CoverÜber diese SerieÜber dieses BuchÜber den AutorTitelImpressum1234567891011121314151617

Sternkreuzer Proxima – Die Serie

Die Terranische Republik zerbricht. Ehemalige Kolonien erklären ihre Unabhängigkeit und stürzen die Galaxis ins Chaos. In einer katastrophalen Schlacht kann sich der terranische Sternkreuzer Proxima gerade noch aus der Kampfzone retten. Auf dem Rückzug kämpft die Proxima ums bloße Überleben und wird zum Spielball in einem unübersichtlichen Krieg. Doch Captain Zadiya Ark und ihre Crew ahnen nicht, dass das Schicksal noch weitaus härtere Schläge für sie bereithält …

Über diese Folge

Vom Flottendepot im Doros-System erhofft sich die Crew der Proxima dringend benötigte Ersatzteile und Vorräte. Doch der Stützpunkt wird von Kolonialen angegriffen! Captain Zadiya Ark bleibt nur ein raffiniertes, aber riskantes Manöver, um sich und ihre Crew zu retten – doch vorher muss sie sich um den Verräter in ihren Reihen kümmern.

Über den Autor

Dirk van den Boom (geboren 1966) hat bereits über 100 Romane im Bereich der Science-Fiction und Fantasy veröffentlicht. 2017 erhielt er den Deutschen Science Fiction Preis für seinen Roman »Prinzipat«. Zu seinen wichtigen Werken gehören der »Kaiserkrieger-Zyklus« (Alternative History) und die Reihe »Tentakelkrieg« (Military SF). Dirk van den Boom ist darüber hinaus Berater für Entwicklungszusammenarbeit, Migrationspolitik und Sozialpolitik sowie Professor für Politikwissenschaft. Er lebt mit seiner Familie in Saarbrücken.

DIRK VAN DEN BOOM

VERRÄTERISCHE SIGNALE

Folge 2

Originalausgabe

»be« – Das eBook-Imprint der Bastei Lübbe AG

Copyright © 2020 by Bastei Lübbe AG, Köln

Textredaktion: Anika Klüver

Lektorat/Projektmanagement: Lukas Weidenbach

Covergestaltung: Massimo Peter-Bille

unter Verwendung von Motiven von © Arndt Drechsler

eBook-Erstellung: hanseatenSatz-bremen, Bremen

ISBN 978-3-7325-8099-6

be-ebooks.de

lesejury.de

1

Es herrschte Ruhe. Himmlische Ruhe. Marcus Hamilton war gerade aufgewacht und stellte fest, dass seine innere Uhr immer noch funktionierte. Er drehte sich um, deaktivierte die Weckautomatik und war dankbar dafür, von ihrem Ton verschont zu bleiben. Das Geräusch hätte auch seine Kameraden geweckt, und nicht alle teilten seine Vorliebe für frühes Erwachen. Schimpfworte wären das Mindeste gewesen, vielleicht hätte er sogar den ein oder anderen Tritt einstecken müssen. Bei manchen hätte es schon gereicht, wenn sie ihn nur angeatmet hätten. In letzter Zeit waren sie alle etwas nachlässig mit den Hygienevorschriften umgegangen.

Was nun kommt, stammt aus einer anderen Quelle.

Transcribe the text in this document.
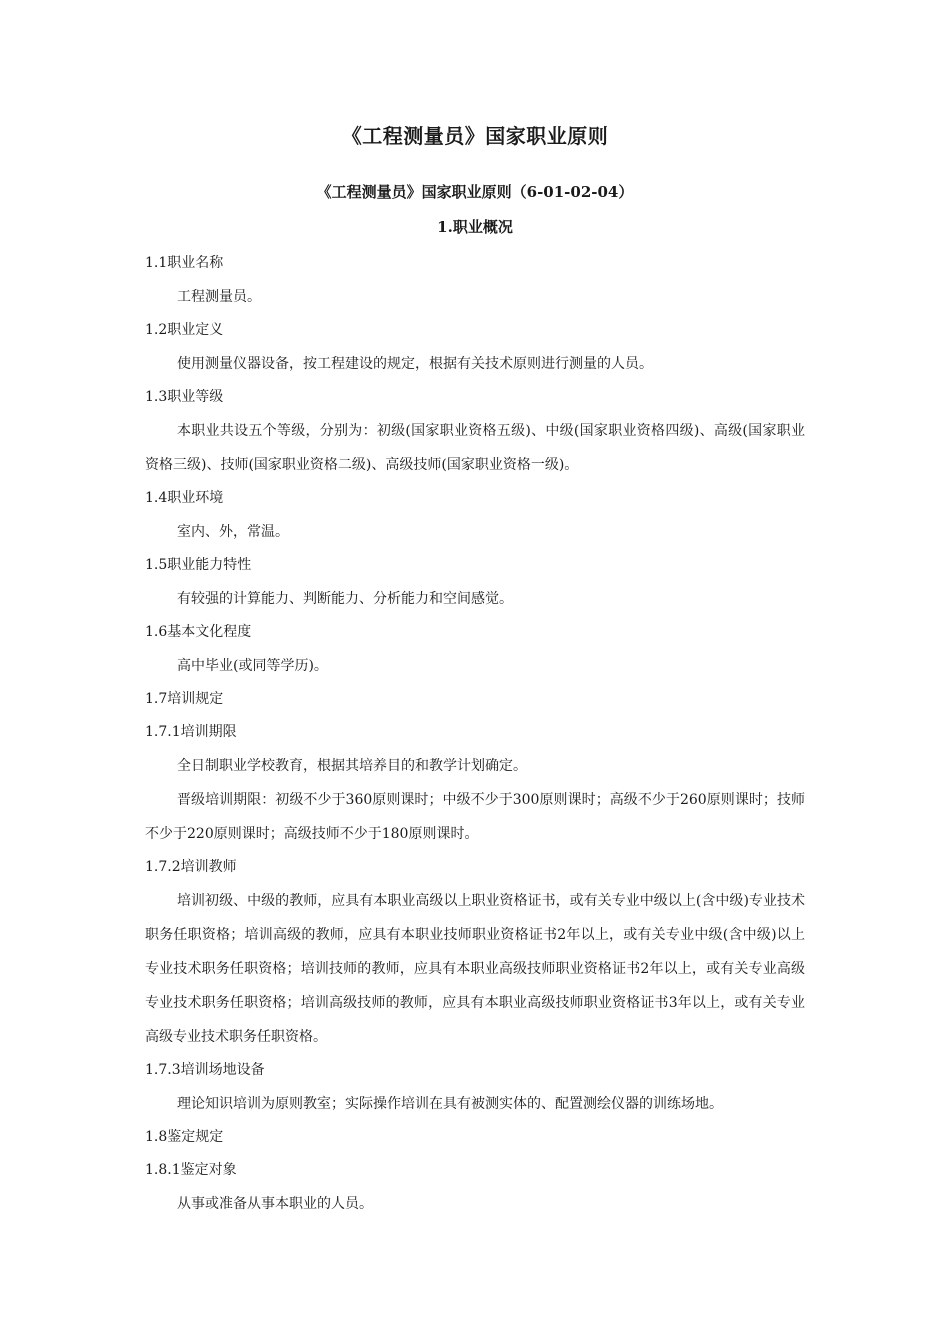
《工程测量员》国家职业原则
《工程测量员》国家职业原则（6-01-02-04）
1.职业概况
1.1职业名称
工程测量员。
1.2职业定义
使用测量仪器设备，按工程建设的规定，根据有关技术原则进行测量的人员。
1.3职业等级
本职业共设五个等级，分别为：初级(国家职业资格五级)、中级(国家职业资格四级)、高级(国家职业资格三级)、技师(国家职业资格二级)、高级技师(国家职业资格一级)。
1.4职业环境
室内、外，常温。
1.5职业能力特性
有较强的计算能力、判断能力、分析能力和空间感觉。
1.6基本文化程度
高中毕业(或同等学历)。
1.7培训规定
1.7.1培训期限
全日制职业学校教育，根据其培养目的和教学计划确定。
晋级培训期限：初级不少于360原则课时；中级不少于300原则课时；高级不少于260原则课时；技师不少于220原则课时；高级技师不少于180原则课时。
1.7.2培训教师
培训初级、中级的教师，应具有本职业高级以上职业资格证书，或有关专业中级以上(含中级)专业技术职务任职资格；培训高级的教师，应具有本职业技师职业资格证书2年以上，或有关专业中级(含中级)以上专业技术职务任职资格；培训技师的教师，应具有本职业高级技师职业资格证书2年以上，或有关专业高级专业技术职务任职资格；培训高级技师的教师，应具有本职业高级技师职业资格证书3年以上，或有关专业高级专业技术职务任职资格。
1.7.3培训场地设备
理论知识培训为原则教室；实际操作培训在具有被测实体的、配置测绘仪器的训练场地。
1.8鉴定规定
1.8.1鉴定对象
从事或准备从事本职业的人员。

Er hatte richtig gut geschlafen, und seine Instinkte hatten einmal mehr dafür gesorgt, dass er fünf Minuten vor der Weckzeit aufgewacht war. Sein Körper mochte das durchdringende, unerbittliche Summen der Weckautomatik auch nicht. Marcus vergewisserte sich noch einmal, dass das Summen niemals erklingen würde, und schaute auf die Uhr. Er seufzte, schloss die Augen und öffnete sie dann mit einer bewussten Kraftanstrengung wieder. Hätte er das nicht getan, wäre er sofort wieder eingenickt, das wusste er.

Er lag in seiner Koje, nicht fixiert in irgendeinem Gang, und obwohl die Decke nach dem Kameraden gerochen hatte, mit dem er sich die Liegestatt derzeit in Schichten teilte, war es eine willkommene Abwechslung gewesen. Für einen Moment genoss er die Wärme des Kissens unter seinem Nacken und die Stille, denn die sieben erschöpften Mitschläfer gaben keine anderen Laute von sich als tiefe und friedliche Atemzüge.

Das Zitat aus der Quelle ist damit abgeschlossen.